Sérgio Espírito Santo (SES) - O balanço da época não podia ser mais positivo. Foi-me pedido pela direcção a manutenção o mais depressa possível, para evitar os sobressaltos dos finais de época, o que veio a acontecer. A subida à divisão d'Elite Pro Nacional foi a cereja no topo do bolo.
ABR - Sei que houve muitas dificuldades durante a época, mas ainda assim a equipa andou nos lugares do cimo da tabela. Como foi possível?
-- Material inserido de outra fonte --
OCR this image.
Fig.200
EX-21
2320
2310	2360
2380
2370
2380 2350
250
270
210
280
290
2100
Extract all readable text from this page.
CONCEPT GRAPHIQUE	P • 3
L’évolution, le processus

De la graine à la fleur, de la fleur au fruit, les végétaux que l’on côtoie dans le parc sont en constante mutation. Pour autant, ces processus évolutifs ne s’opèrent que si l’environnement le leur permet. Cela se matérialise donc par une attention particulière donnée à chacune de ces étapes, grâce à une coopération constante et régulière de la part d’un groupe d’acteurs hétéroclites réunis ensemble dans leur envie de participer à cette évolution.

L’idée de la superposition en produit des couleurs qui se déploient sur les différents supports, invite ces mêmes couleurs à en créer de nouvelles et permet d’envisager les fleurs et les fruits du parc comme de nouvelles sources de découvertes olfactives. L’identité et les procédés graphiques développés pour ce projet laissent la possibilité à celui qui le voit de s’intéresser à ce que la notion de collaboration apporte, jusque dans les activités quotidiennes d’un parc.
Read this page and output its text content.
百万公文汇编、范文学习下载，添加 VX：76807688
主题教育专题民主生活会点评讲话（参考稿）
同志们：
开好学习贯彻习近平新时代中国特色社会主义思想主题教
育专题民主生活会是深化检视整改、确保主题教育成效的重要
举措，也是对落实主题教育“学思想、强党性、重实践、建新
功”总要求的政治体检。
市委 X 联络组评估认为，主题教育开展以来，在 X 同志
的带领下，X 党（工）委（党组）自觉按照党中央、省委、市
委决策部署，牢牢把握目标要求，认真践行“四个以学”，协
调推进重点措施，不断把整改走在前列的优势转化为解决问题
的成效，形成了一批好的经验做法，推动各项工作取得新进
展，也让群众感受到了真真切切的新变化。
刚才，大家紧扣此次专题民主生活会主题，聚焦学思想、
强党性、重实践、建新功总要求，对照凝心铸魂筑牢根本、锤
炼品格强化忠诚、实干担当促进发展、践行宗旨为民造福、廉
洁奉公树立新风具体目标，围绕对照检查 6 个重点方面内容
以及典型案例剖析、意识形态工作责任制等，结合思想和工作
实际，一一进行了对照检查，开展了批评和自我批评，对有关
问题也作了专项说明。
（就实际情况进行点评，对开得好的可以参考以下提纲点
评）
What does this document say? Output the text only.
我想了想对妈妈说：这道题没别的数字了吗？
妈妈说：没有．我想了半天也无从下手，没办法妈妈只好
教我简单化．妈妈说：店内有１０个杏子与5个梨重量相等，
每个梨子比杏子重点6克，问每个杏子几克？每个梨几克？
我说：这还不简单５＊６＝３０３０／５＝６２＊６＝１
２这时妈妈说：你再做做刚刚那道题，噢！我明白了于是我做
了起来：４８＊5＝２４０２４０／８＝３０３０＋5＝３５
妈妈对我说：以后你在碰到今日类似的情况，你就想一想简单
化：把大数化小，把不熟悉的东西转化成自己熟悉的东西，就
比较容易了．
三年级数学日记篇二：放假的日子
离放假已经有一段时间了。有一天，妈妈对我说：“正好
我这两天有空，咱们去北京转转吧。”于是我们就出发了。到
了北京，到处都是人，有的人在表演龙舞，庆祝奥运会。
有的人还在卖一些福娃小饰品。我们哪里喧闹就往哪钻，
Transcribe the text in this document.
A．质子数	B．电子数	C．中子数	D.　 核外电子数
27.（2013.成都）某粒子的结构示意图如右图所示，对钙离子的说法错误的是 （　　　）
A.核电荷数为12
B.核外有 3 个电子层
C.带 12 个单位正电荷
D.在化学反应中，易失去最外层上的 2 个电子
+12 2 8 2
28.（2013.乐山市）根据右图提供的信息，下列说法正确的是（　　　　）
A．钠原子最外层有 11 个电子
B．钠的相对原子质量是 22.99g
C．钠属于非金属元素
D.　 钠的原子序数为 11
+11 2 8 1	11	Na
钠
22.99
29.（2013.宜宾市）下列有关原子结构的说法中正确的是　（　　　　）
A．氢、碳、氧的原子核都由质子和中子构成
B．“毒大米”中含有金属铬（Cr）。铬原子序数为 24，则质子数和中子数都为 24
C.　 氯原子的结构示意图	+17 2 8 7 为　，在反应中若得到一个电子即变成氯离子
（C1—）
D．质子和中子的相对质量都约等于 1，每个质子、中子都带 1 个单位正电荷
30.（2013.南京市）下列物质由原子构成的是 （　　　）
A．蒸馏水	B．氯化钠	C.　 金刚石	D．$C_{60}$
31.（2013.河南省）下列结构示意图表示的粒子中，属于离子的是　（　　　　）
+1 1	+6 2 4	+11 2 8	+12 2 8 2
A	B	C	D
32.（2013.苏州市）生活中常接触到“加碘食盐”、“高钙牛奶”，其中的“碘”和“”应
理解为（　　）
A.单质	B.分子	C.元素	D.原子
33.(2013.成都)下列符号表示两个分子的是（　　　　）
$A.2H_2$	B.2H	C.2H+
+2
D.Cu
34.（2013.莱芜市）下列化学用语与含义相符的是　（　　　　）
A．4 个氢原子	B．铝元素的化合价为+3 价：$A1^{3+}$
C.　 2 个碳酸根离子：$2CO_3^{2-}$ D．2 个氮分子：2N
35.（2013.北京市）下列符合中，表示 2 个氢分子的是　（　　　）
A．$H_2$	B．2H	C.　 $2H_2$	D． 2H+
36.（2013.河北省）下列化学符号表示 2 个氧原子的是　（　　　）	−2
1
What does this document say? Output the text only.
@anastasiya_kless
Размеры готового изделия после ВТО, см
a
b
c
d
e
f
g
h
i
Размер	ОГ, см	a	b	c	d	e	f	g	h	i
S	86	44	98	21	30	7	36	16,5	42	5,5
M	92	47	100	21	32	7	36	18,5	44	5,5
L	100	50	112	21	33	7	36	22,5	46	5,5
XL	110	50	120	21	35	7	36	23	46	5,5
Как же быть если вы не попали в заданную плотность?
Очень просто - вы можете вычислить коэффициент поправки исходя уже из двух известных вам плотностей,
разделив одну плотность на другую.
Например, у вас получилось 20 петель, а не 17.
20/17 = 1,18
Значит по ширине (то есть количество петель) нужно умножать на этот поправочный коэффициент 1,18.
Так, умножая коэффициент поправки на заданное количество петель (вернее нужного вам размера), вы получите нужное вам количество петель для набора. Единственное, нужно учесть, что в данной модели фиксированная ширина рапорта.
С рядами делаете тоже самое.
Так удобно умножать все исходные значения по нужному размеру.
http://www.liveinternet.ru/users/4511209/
SES - Em poucas palavras não consigo passar as dificuldades todas da época. Sendo assim passo só a descrever algumas delas. A época não foi bem estruturada desde o inicio, nem a nível directivo nem na formação do plantel. Já que com os problemas financeiros que esta direcção herdou, os subsídios disponíveis obrigaram-me a ter que formar o plantel com os jogadores da época transacta e procurar que os novos atletas fossem de perto, para evitar despesas aos mesmos. Fizemos captações de ex-juniores de outros clubes, contratamos atletas sem conhecimento do valor destes, mas sim por referências de colegas. Ficamos mesmo no plantel com atletas que já estavam parados a algum tempo.
Durante a época tivemos vários problemas desde o balneário que era os atletas da casa e os outros de fora. Atletas que nem sempre treinavam com o grupo por motivos profissionais. Um atleta que se ausentou durante três semanas para jogar futebol de rua pela selecção Portuguesa. Dispensas de atletas por falta de regras ou responsabilidade. Atletas que por falta de cumprimento deixaram o clube em várias alturas da época. Jogadores que, à falta de cumprimento do subsidio no dia estipulado, já não treinavam. Falta de luz durante a semana para treinar. Os últimos três meses treinamos em média com 10 jogadores mais alguns que treinavam para manter a forma, inclusive, jogamos com atletas que não treinavam, ora por motivos profissionais ora por falta de respeito com colegas. Jogadores da formação que, ora treinavam e logo de seguida desapareciam. Mais teria a dizer, mas são muitas as historias que fico-me por aqui.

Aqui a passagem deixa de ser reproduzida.